Does the concept of physical liberty mean the same thing for everyone, when considering whether living arrangements amount to a deprivation of liberty, or do those with disabilities have limited rights? Does it make a difference whether the arrangements are comfortable and considered to be in the person’s “best interests”? These were fundamental questions considered by the Supreme Court in the recent cases of P & Q (by the Litigation Friend, the Official Solicitor) v Surrey County Council (2014) UKSC 19 and P (by his Litigation Friend, the Official Solicitor) v Cheshire West & Chester Council & Another (2014) UKSC 19.
The case of P & Q concerned two sisters. One of the sisters had a learning disability and also had problems with her sight and her hearing. The other sister had a learning disability, possible autistic traits, and exhibited challenging behaviour.
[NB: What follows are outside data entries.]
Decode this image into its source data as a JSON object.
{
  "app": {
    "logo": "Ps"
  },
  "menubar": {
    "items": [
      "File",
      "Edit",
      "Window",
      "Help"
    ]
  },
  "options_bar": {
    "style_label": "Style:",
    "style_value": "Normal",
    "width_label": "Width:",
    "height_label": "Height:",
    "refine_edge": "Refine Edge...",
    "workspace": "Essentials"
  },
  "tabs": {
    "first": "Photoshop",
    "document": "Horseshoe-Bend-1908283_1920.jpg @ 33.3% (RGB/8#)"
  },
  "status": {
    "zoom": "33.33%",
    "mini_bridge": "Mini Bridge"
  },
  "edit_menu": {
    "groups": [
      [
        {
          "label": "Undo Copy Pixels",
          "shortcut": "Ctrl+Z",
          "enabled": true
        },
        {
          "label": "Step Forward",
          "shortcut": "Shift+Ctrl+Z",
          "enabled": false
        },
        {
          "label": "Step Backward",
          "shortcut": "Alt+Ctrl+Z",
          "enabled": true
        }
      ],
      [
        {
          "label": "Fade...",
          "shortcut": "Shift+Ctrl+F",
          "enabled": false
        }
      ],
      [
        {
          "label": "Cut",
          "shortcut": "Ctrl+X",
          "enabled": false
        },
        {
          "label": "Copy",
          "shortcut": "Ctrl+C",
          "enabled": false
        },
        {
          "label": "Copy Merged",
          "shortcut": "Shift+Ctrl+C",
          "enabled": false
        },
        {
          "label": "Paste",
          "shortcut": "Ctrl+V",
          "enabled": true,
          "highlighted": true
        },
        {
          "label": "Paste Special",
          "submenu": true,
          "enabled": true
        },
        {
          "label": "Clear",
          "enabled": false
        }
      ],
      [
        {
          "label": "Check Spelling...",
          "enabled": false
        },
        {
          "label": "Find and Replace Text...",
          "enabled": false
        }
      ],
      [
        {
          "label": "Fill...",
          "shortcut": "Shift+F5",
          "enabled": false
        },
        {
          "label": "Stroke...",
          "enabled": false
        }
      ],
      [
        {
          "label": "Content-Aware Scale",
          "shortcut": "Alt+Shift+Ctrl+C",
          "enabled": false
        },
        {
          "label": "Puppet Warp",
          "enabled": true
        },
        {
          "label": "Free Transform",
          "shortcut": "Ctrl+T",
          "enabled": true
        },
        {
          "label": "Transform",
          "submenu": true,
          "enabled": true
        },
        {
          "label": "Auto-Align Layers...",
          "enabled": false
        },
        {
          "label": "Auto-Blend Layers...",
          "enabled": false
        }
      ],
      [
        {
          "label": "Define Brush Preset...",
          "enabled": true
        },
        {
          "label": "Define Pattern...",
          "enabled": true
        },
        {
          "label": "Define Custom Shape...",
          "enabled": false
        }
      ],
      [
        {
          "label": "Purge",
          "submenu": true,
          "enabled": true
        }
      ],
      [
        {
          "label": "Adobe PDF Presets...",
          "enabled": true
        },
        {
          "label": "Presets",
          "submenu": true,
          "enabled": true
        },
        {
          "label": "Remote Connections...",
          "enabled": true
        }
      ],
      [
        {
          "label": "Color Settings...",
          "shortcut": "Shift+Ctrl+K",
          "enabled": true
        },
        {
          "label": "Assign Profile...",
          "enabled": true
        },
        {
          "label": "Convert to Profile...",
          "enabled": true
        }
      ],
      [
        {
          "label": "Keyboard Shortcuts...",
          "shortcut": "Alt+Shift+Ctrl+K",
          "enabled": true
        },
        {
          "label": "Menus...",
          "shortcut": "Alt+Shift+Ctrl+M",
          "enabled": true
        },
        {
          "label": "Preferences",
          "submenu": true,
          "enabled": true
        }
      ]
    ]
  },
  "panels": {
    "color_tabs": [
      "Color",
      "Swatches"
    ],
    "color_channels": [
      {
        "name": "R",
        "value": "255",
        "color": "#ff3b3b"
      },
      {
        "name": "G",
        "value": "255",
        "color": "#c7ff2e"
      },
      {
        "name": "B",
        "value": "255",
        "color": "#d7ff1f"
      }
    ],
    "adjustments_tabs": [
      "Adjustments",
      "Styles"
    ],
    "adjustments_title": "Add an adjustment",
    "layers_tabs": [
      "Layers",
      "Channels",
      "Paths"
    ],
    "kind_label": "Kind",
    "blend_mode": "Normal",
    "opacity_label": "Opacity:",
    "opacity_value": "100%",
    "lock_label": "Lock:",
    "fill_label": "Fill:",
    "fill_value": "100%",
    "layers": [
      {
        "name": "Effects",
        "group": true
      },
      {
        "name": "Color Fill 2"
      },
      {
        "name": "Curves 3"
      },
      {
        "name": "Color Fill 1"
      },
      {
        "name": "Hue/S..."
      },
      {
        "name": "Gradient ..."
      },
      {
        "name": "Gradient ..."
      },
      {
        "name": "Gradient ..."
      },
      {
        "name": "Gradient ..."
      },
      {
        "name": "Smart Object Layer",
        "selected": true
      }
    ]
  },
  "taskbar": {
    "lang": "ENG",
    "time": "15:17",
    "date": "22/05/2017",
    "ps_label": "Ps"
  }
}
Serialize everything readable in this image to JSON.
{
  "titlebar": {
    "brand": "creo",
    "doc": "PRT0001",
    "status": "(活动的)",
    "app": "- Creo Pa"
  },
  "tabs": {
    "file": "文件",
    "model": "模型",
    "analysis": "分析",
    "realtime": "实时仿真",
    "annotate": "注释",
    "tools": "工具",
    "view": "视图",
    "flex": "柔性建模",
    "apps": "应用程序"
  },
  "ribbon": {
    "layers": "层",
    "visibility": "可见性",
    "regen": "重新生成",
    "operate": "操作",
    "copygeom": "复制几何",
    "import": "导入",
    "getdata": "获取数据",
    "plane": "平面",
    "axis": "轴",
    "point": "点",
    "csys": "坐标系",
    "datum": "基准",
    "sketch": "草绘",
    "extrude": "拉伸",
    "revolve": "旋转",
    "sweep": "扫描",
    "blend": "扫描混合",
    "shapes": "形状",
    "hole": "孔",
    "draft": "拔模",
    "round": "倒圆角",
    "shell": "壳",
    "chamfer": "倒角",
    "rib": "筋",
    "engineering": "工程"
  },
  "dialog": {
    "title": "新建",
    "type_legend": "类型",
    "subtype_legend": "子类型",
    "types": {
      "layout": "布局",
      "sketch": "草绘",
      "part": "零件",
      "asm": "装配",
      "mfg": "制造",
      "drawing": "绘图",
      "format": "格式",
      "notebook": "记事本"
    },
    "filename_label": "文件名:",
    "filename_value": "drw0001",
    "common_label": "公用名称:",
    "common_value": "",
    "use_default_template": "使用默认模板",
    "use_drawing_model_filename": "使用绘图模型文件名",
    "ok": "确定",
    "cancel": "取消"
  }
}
Both sisters lived with their mother until 2007, when they were removed from their home, following allegations of sexual abuse made against various family members.
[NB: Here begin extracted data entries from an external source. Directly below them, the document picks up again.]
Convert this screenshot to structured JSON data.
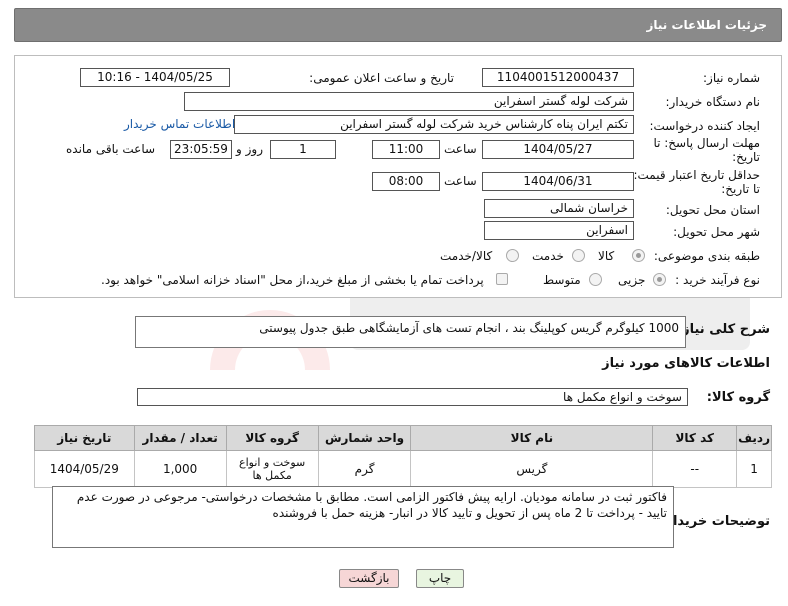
{
  "header": {
    "title": "جزئیات اطلاعات نیاز"
  },
  "form": {
    "need_number_label": "شماره نیاز:",
    "need_number": "1104001512000437",
    "announce_label": "تاریخ و ساعت اعلان عمومی:",
    "announce_value": "1404/05/25 - 10:16",
    "buyer_org_label": "نام دستگاه خریدار:",
    "buyer_org": "شرکت لوله گستر اسفراین",
    "creator_label": "ایجاد کننده درخواست:",
    "creator": "تکتم ایران پناه کارشناس خرید شرکت لوله گستر اسفراین",
    "contact_link": "اطلاعات تماس خریدار",
    "deadline_label_1": "مهلت ارسال پاسخ: تا",
    "deadline_label_2": "تاریخ:",
    "deadline_date": "1404/05/27",
    "time_label": "ساعت",
    "deadline_time": "11:00",
    "days_value": "1",
    "days_label": "روز و",
    "remaining_time": "23:05:59",
    "remaining_label": "ساعت باقی مانده",
    "price_validity_label_1": "حداقل تاریخ اعتبار قیمت:",
    "price_validity_label_2": "تا تاریخ:",
    "validity_date": "1404/06/31",
    "validity_time_label": "ساعت",
    "validity_time": "08:00",
    "province_label": "استان محل تحویل:",
    "province": "خراسان شمالی",
    "city_label": "شهر محل تحویل:",
    "city": "اسفراین",
    "category_label": "طبقه بندی موضوعی:",
    "category_options": [
      "کالا",
      "خدمت",
      "کالا/خدمت"
    ],
    "category_selected": "کالا",
    "process_label": "نوع فرآیند خرید :",
    "process_options": [
      "جزیی",
      "متوسط"
    ],
    "process_selected": "جزیی",
    "payment_note": "پرداخت تمام یا بخشی از مبلغ خرید،از محل \"اسناد خزانه اسلامی\" خواهد بود."
  },
  "description": {
    "label": "شرح کلی نیاز:",
    "text": "1000 کیلوگرم گریس کوپلینگ بند ، انجام تست های آزمایشگاهی طبق جدول پیوستی"
  },
  "goods_section": {
    "title": "اطلاعات کالاهای مورد نیاز",
    "group_label": "گروه کالا:",
    "group_value": "سوخت و انواع مکمل ها"
  },
  "table": {
    "headers": [
      "ردیف",
      "کد کالا",
      "نام کالا",
      "واحد شمارش",
      "گروه کالا",
      "تعداد / مقدار",
      "تاریخ نیاز"
    ],
    "rows": [
      [
        "1",
        "--",
        "گریس",
        "گرم",
        "سوخت و انواع مکمل ها",
        "1,000",
        "1404/05/29"
      ]
    ]
  },
  "buyer_notes": {
    "label": "توضیحات خریدار:",
    "text": "فاکتور ثبت در سامانه مودیان. ارایه پیش فاکتور الزامی است. مطابق با مشخصات درخواستی- مرجوعی در صورت عدم تایید - پرداخت تا 2 ماه پس از تحویل و تایید کالا در انبار- هزینه حمل با فروشنده"
  },
  "buttons": {
    "print": "چاپ",
    "back": "بازگشت"
  },
  "colors": {
    "header_bg": "#8a8a8a",
    "link": "#1a5aa6",
    "back_button": "#f6d6d6",
    "print_button": "#e8f5e0"
  }
}
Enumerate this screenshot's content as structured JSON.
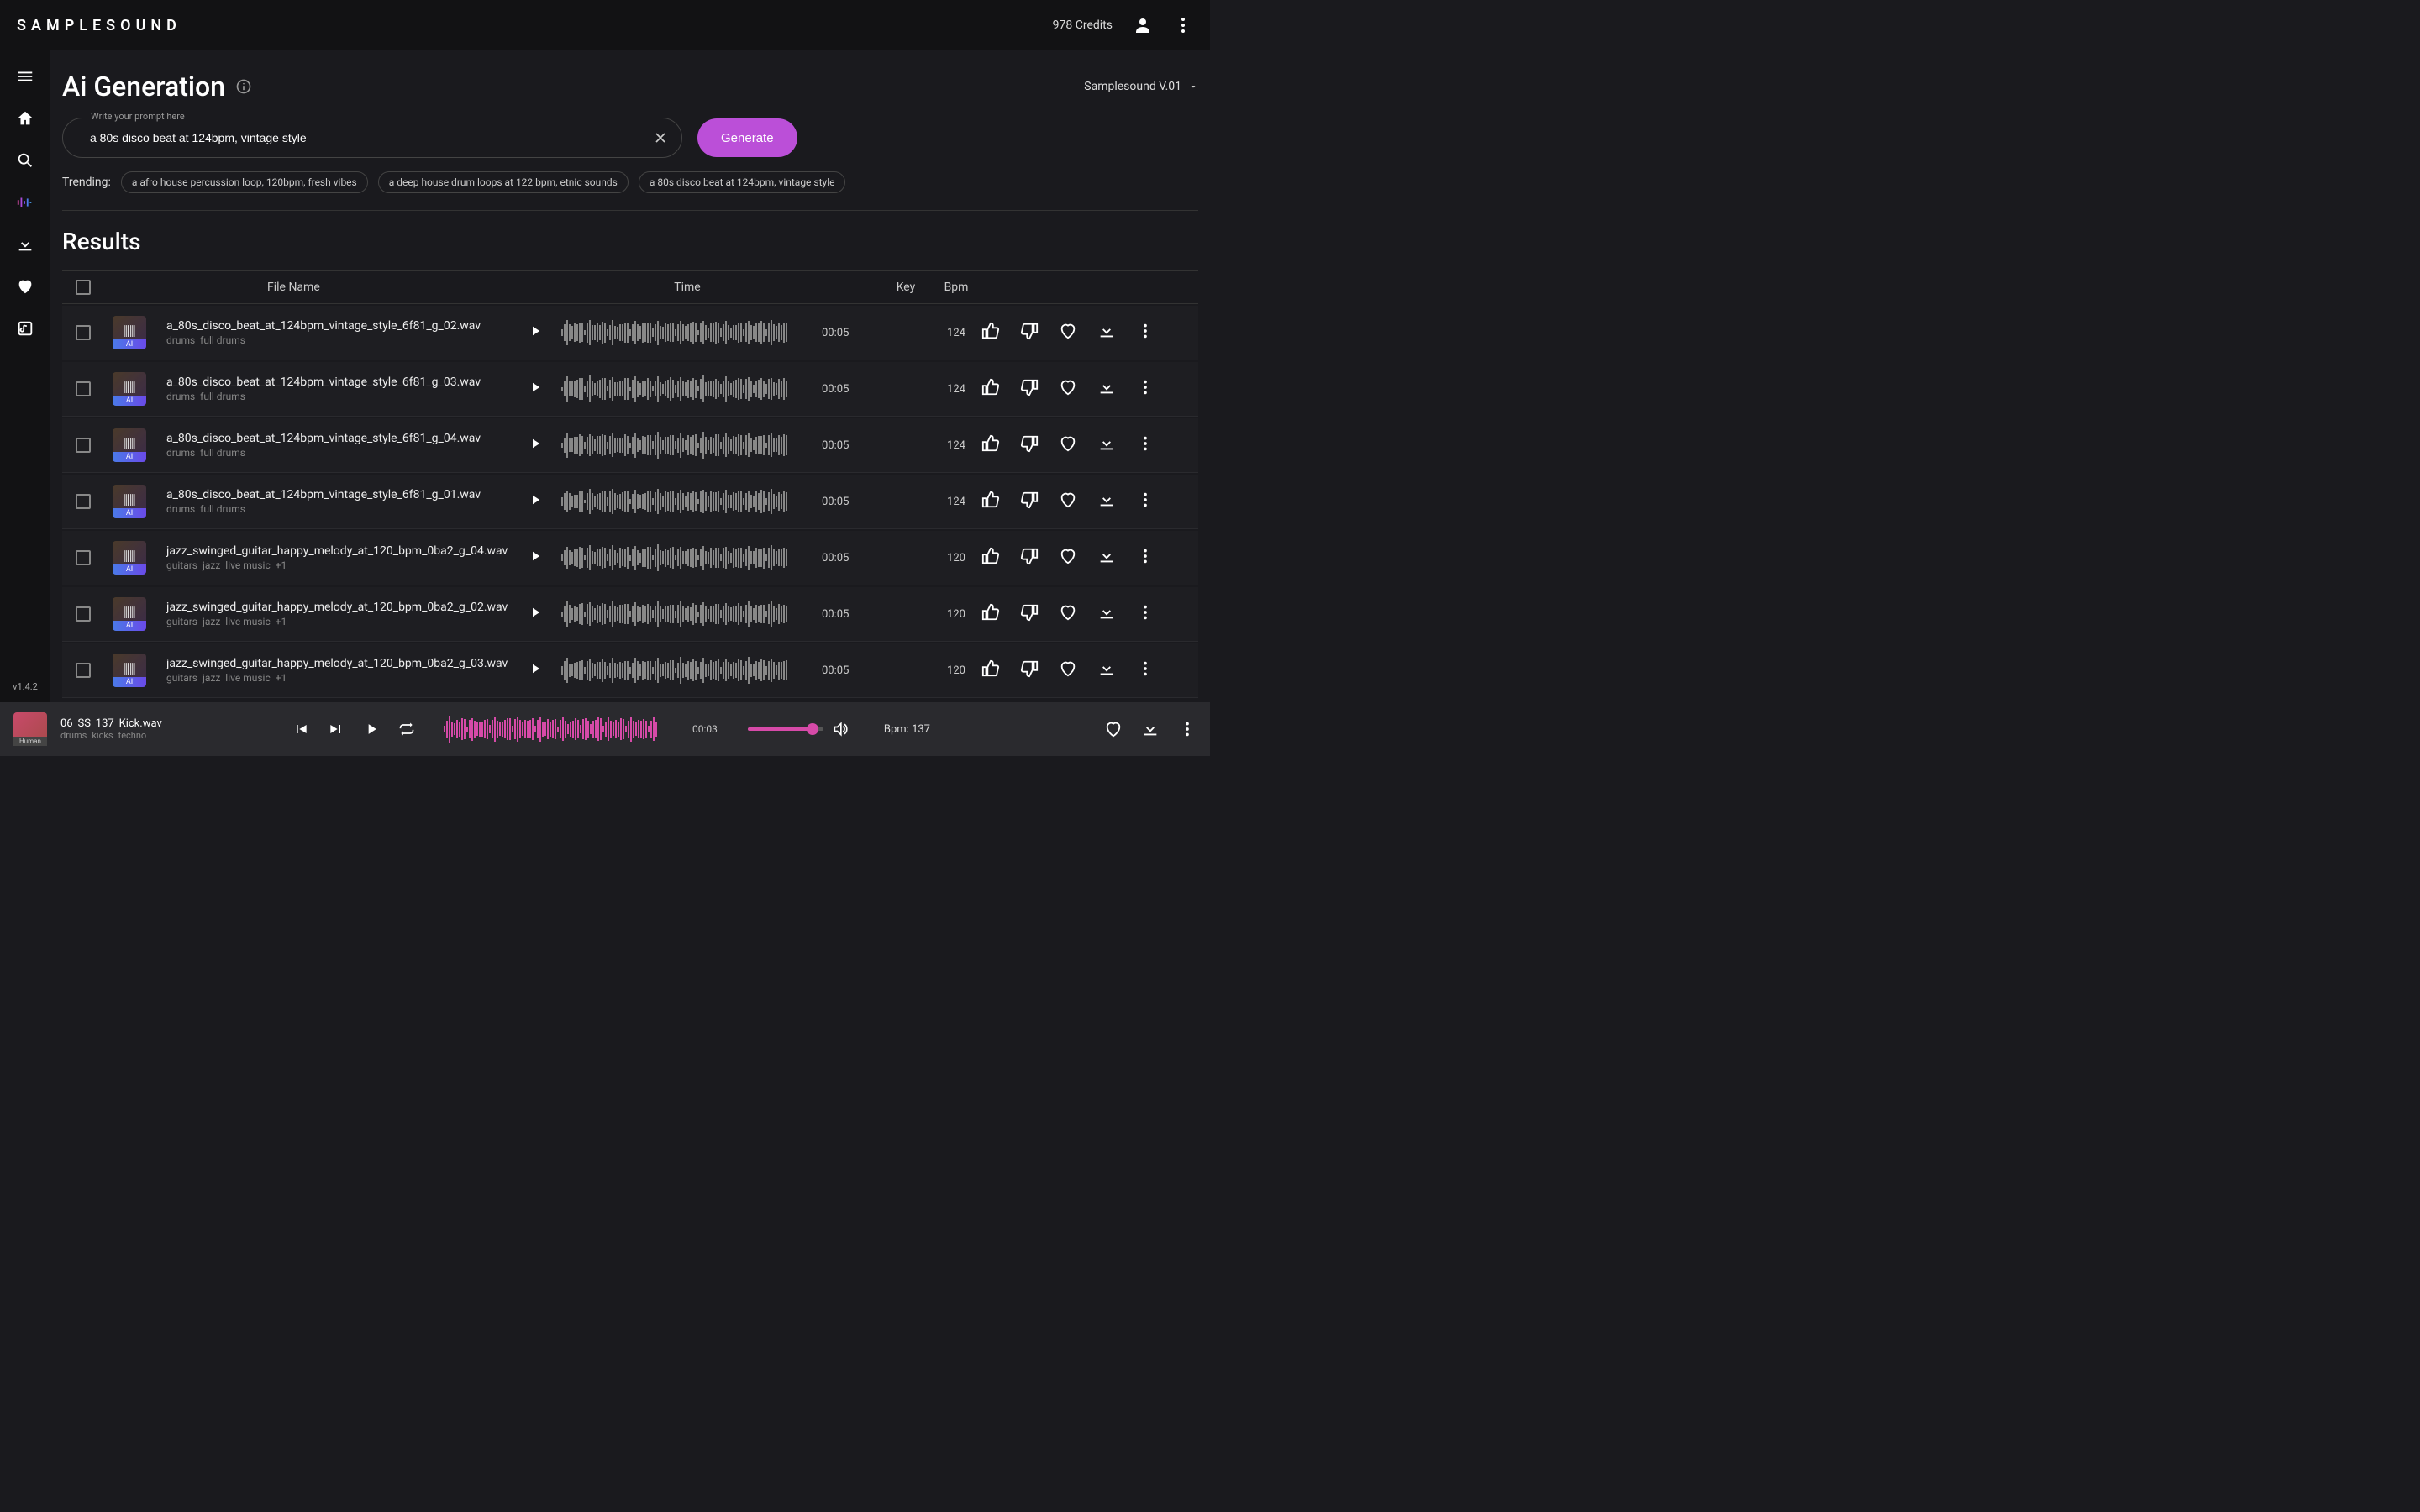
{
  "header": {
    "logo": "SAMPLESOUND",
    "credits": "978 Credits"
  },
  "sidebar": {
    "version": "v1.4.2"
  },
  "page": {
    "title": "Ai Generation",
    "model": "Samplesound V.01",
    "prompt_label": "Write your prompt here",
    "prompt_value": "a 80s disco beat at 124bpm, vintage style",
    "generate": "Generate",
    "trending_label": "Trending:",
    "trending_chips": [
      "a afro house percussion loop, 120bpm, fresh vibes",
      "a deep house drum loops at 122 bpm, etnic sounds",
      "a 80s disco beat at 124bpm, vintage style"
    ],
    "results_title": "Results"
  },
  "table": {
    "headers": {
      "file": "File Name",
      "time": "Time",
      "key": "Key",
      "bpm": "Bpm"
    },
    "rows": [
      {
        "name": "a_80s_disco_beat_at_124bpm_vintage_style_6f81_g_02.wav",
        "tags": [
          "drums",
          "full drums"
        ],
        "time": "00:05",
        "key": "",
        "bpm": "124",
        "ai": "AI"
      },
      {
        "name": "a_80s_disco_beat_at_124bpm_vintage_style_6f81_g_03.wav",
        "tags": [
          "drums",
          "full drums"
        ],
        "time": "00:05",
        "key": "",
        "bpm": "124",
        "ai": "AI"
      },
      {
        "name": "a_80s_disco_beat_at_124bpm_vintage_style_6f81_g_04.wav",
        "tags": [
          "drums",
          "full drums"
        ],
        "time": "00:05",
        "key": "",
        "bpm": "124",
        "ai": "AI"
      },
      {
        "name": "a_80s_disco_beat_at_124bpm_vintage_style_6f81_g_01.wav",
        "tags": [
          "drums",
          "full drums"
        ],
        "time": "00:05",
        "key": "",
        "bpm": "124",
        "ai": "AI"
      },
      {
        "name": "jazz_swinged_guitar_happy_melody_at_120_bpm_0ba2_g_04.wav",
        "tags": [
          "guitars",
          "jazz",
          "live music",
          "+1"
        ],
        "time": "00:05",
        "key": "",
        "bpm": "120",
        "ai": "AI"
      },
      {
        "name": "jazz_swinged_guitar_happy_melody_at_120_bpm_0ba2_g_02.wav",
        "tags": [
          "guitars",
          "jazz",
          "live music",
          "+1"
        ],
        "time": "00:05",
        "key": "",
        "bpm": "120",
        "ai": "AI"
      },
      {
        "name": "jazz_swinged_guitar_happy_melody_at_120_bpm_0ba2_g_03.wav",
        "tags": [
          "guitars",
          "jazz",
          "live music",
          "+1"
        ],
        "time": "00:05",
        "key": "",
        "bpm": "120",
        "ai": "AI"
      }
    ]
  },
  "player": {
    "thumb_label": "Human",
    "name": "06_SS_137_Kick.wav",
    "tags": [
      "drums",
      "kicks",
      "techno"
    ],
    "time": "00:03",
    "bpm_label": "Bpm: 137"
  }
}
At the time of the final care proceedings hearing in 2010, the first sister was 18 and living with foster carers. Her foster mother provided intensive support. The sister had never attempted to leave the home and showed no wish to do so. However, had she attempted to leave, the foster mother would have restrained her.
The second sister, then 17, was transferred from foster care to a specialist residential home, due to her aggressive outbursts. Sometimes she required physical restraint and tranquilising medication.
The Cheshire West case involved a man who was born with Cerebral Palsy and Downs Syndrome. He required 24 hour care to meet his personal care needs. Until the age of 37, he lived with his mother. However, when her health deteriorated, he was transferred to supported living accommodation, which he shared with two other residents. He received a high level of support with day to day activities. Restraint was required when he exhibited challenging behaviour.
The decision of the Court
The Court of Appeal concluded that, in both cases, the living arrangements did not involve a deprivation of liberty.
The Supreme Court had no hesitation in overturning the above decision, and concluded that all three persons were being deprived of their liberty. This was in spite the fact that no criticism had been raised about the living arrangements of any of the parties involved. Indeed, the arrangements were thought to be in the “best interests” of those involved.
In reaching its decision, the Supreme Court concluded the following:
- It goes without saying that people with disabilities, both mental and physical, have the same human rights as the rest of the human race. It might be that those rights have to be limited or restricted at times because of their disability. However, the starting point should be the same for everyone.
Far from a disability entitling the state to deny such people human rights, it places upon the state (and upon others) the duty to make reasonable accommodation to cater for special needs.
Those rights include the right to physical liberty, which is guaranteed by Article 5 of the European Convention of Human Rights. The fact that living arrangements are comfortable, and make the person’s life as enjoyable as possible, is not material to the issue of whether they are deprived of their liberty.
- Three components form the essential character of a deprivation of liberty. This includes the following:
- confinement in a particular restricted place for a not negligible length of time. This is to be assessed objectively. It is relevant to consider whether the person is under continuous supervision and control by others, and whether they are free to leave their residence;
- lack of valid consent. This is assessed subjectively; and
- attribution of responsibility to the state.
What are the implications of this decision?
The above decision redefines the test to be applied when deciding whether a person, who lacks capacity to make decisions about their own care arrangements, is being deprived of their liberty. The judgment applies equally to the older person in a care home. If deprived of their liberty, the person is entitled to procedural safeguards. In particular, their deprivation has to be authorised, either by the Court, or by the use of DOLS (Deprivation of Liberty Safeguards). The Mental Capacity Act 2005 sets out a complex system of safeguards to ensure that a person is not arbitrarily deprived of his or her liberty in hospital, or in a care home. They are detailed and by no means straightforward.
As the DOLS procedure only applies to hospitals and care homes, an application to the Court of Protection for specific authorisation for deprivation of a liberty will be necessary for any affected person within a supported living arrangement or shared life scheme. There is a risk that the decision of the Supreme Court could result in the Court, local authorities and NHS Primary Care Trusts being flooded with requests to authorise a deprivation of liberty. The Department of Health is understood to be drafting urgently needed new guidance.